Working with the EBRD’s local partner banks, two programmes cumulatively worth €220 million will offer sub-loans to businesses for green investments in energy, water and resource-efficient solutions. The programmes are complemented by EU grants of more than €30 million and GCF concessional co-financing as well as technical assistance of up to US$ 24 million.
The newly launched Green Value Chain programme, with a volume of up to €70 million, will allow small and medium-sized enterprises (SMEs) to invest in advanced technologies and climate mitigation and adaptation solutions that improve competitiveness and enhance the development of green value chains. The programme also supports activities that enhance equal opportunities for men and women to access finance for green technologies and solutions.
The second programme, an extension of the Green Economy Financing Facility (GEFF), aims to provide up to €150 million of green finance to SMEs across the agricultural, construction, commercial and manufacturing sectors.
The facility has already provided €140 million of energy efficiency financing in a previous phase through four partner banks, NBK Egypt, QNB Alahli, Alexbank and Arab African International Bank, all of which benefited from EU grants. The GEFF was initially piloted by National Bank of Egypt in 2014.
Loans under both programmes cover investments in best available technologies such as energy and resource-efficient production machinery, renewable energy applications, agricultural irrigation and rainwater harvesting equipment, and many others. Clients can identify climate-friendly technologies with the help of the Green Technology Selector.
A webinar entitled “A green recovery: EBRD and EU green investments in the Egyptian private sector” promoted the Bank’s climate-resilience and energy-efficiency programmes. It was attended by more than 200 representatives from the private sector, the Ministry of the Environment, Federation of Egyptian Industries, Confederation of Egyptian-European Business Associations, Federation of Egyptian Banks, participating financial institutions, and the EBRD and EU.
Heike Harmgart, EBRD Managing Director for the southern and eastern Mediterranean region, said: “Egypt has great potential to build a low-carbon future and we are proud to work with our international partners to support the country in achieving a green economic recovery. The private sector is a key player in this process and has strong demand for green finance. We are pleased to build on our successful energy-efficiency programmes and to announce our new Green Value Chain programme aimed at greening SMEs, which are the backbone of the economy.”
“The European Union and Egypt cooperate closely to establish a green economy with a strong commitment to moving towards a low-carbon future and to making financial markets more sustainable. There is a need to incentivise green finance across the entire investment chain,” said Ambassador Christian Berger, Head of the EU Delegation to Egypt.

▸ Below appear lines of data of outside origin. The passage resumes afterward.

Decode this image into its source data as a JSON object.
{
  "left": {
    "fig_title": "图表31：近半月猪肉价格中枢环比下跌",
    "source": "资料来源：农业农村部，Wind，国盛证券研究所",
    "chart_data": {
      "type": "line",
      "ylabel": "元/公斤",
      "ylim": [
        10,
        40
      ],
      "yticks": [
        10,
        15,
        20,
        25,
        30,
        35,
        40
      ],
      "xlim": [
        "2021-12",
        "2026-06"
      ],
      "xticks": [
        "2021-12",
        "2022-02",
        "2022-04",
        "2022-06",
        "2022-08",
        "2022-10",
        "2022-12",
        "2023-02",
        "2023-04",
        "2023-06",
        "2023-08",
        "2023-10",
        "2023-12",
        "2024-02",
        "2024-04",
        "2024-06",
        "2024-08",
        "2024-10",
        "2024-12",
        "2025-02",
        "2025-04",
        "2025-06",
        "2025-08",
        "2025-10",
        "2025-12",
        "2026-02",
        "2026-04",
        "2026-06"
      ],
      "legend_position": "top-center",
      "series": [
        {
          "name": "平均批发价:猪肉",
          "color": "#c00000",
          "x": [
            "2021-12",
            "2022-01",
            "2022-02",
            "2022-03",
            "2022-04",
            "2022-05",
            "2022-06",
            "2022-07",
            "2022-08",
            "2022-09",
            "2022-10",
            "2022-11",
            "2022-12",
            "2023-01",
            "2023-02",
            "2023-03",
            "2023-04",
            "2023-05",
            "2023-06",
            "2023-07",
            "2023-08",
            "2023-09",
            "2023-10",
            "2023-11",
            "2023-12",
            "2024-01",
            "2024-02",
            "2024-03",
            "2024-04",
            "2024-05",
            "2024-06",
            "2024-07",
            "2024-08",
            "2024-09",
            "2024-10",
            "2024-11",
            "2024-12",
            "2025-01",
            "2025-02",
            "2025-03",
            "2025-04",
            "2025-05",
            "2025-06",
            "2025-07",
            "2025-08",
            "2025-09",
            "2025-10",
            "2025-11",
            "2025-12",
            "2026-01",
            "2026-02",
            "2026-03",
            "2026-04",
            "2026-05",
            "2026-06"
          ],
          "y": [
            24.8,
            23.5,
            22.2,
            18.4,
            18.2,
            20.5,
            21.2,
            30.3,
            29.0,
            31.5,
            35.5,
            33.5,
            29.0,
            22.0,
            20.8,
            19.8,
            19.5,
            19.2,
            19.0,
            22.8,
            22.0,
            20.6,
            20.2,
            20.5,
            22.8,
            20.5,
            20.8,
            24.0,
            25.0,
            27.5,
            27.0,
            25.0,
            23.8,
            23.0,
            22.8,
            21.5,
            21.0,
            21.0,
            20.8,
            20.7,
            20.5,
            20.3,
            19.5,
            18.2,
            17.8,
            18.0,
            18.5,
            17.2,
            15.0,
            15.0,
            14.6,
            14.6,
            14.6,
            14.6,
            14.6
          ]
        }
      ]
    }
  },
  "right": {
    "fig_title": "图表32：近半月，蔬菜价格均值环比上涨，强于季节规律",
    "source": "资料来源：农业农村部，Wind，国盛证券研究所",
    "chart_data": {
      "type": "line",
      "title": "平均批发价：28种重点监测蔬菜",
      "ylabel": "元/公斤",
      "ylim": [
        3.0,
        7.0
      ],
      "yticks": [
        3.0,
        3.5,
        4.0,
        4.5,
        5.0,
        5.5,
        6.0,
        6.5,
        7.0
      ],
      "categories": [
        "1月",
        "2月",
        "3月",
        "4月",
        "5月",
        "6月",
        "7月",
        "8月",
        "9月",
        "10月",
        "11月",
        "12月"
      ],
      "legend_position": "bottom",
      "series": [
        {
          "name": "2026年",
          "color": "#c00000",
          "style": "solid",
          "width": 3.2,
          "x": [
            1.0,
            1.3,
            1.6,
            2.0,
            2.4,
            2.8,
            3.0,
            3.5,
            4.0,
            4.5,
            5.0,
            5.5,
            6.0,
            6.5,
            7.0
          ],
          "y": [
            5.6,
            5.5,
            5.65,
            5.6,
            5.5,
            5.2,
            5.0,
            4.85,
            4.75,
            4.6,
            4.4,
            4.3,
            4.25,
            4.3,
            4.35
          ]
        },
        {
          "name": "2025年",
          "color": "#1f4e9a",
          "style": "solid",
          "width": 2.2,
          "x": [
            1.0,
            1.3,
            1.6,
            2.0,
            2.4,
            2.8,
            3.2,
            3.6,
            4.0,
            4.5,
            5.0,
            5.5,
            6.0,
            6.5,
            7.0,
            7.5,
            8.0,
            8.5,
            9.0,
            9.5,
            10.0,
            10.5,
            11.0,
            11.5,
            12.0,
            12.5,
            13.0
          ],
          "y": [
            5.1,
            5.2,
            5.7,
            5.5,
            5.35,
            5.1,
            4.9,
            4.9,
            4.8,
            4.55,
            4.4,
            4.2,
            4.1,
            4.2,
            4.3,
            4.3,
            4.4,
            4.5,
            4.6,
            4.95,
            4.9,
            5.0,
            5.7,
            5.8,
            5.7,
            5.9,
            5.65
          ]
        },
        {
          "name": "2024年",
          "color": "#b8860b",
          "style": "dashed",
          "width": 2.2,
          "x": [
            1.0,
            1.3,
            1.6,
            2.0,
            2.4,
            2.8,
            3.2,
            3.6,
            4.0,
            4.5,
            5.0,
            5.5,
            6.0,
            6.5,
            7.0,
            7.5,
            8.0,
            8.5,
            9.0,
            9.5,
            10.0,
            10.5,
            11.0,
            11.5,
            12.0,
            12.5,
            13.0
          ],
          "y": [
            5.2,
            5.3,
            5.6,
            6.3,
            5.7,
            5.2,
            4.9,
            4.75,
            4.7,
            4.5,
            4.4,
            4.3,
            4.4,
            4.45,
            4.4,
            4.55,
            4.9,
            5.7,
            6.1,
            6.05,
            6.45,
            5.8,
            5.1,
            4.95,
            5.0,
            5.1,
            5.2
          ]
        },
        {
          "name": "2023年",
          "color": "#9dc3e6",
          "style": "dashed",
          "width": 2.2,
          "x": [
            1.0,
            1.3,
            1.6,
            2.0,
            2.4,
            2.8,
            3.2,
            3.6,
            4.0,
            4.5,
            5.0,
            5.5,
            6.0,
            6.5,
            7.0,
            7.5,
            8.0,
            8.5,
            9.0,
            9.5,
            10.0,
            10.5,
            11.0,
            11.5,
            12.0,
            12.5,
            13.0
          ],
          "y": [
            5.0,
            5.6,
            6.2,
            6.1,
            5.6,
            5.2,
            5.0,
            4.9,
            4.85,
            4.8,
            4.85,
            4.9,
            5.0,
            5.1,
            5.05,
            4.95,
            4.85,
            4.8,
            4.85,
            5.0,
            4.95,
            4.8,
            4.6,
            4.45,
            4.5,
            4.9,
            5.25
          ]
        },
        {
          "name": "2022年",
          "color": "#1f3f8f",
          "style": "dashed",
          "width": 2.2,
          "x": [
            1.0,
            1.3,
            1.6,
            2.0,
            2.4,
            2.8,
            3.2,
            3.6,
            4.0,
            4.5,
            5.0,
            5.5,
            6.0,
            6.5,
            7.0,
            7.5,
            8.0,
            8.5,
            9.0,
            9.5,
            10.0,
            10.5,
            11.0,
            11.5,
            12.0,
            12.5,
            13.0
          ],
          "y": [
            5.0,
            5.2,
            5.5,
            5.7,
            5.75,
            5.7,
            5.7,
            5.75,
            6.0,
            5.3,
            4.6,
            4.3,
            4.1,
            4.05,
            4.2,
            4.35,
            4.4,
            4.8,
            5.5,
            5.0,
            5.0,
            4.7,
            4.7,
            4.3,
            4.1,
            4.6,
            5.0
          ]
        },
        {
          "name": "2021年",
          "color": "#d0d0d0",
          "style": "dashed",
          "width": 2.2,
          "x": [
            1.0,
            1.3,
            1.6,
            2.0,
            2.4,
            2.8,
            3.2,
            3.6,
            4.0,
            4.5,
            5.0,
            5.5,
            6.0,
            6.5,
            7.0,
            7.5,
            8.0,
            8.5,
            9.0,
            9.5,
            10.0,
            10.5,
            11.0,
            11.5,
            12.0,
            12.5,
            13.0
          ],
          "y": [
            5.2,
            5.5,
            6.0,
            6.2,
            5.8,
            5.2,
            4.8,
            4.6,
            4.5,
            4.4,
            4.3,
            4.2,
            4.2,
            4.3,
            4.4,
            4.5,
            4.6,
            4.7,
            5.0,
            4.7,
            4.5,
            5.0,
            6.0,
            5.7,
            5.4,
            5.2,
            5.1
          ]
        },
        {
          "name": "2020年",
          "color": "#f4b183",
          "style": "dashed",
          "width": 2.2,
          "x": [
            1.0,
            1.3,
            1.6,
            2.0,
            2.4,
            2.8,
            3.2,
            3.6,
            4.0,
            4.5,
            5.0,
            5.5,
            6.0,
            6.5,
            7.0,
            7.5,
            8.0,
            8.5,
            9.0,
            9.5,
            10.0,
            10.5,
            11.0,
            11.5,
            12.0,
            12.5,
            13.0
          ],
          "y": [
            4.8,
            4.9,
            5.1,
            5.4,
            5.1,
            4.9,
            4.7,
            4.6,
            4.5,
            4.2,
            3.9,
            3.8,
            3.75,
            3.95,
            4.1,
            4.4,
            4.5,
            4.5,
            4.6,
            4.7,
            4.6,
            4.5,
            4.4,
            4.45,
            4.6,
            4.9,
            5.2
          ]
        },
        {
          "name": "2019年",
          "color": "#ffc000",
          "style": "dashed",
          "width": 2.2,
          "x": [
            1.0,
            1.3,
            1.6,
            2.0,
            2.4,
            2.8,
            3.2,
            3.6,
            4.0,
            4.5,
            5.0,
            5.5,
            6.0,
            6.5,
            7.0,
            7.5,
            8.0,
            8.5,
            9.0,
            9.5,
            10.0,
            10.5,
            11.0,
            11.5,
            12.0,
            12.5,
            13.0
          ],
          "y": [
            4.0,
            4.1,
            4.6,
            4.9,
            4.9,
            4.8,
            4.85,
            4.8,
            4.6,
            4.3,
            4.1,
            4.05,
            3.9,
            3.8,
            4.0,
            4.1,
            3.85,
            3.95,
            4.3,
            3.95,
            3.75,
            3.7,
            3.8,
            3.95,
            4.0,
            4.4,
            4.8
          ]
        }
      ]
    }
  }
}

“Together with EBRD, EIB and AFD we have established the first Green Economy Financing Facility in Egypt which has served more than 100 industrial facilities to convert to low carbon schemes and today we are very proud to launch an extension of the successful facility.”
Egypt is a founding member of the EBRD. Since the start of the Bank’s operations there in 2012, the EBRD has invested over €6.8 billion in 123 projects in the country.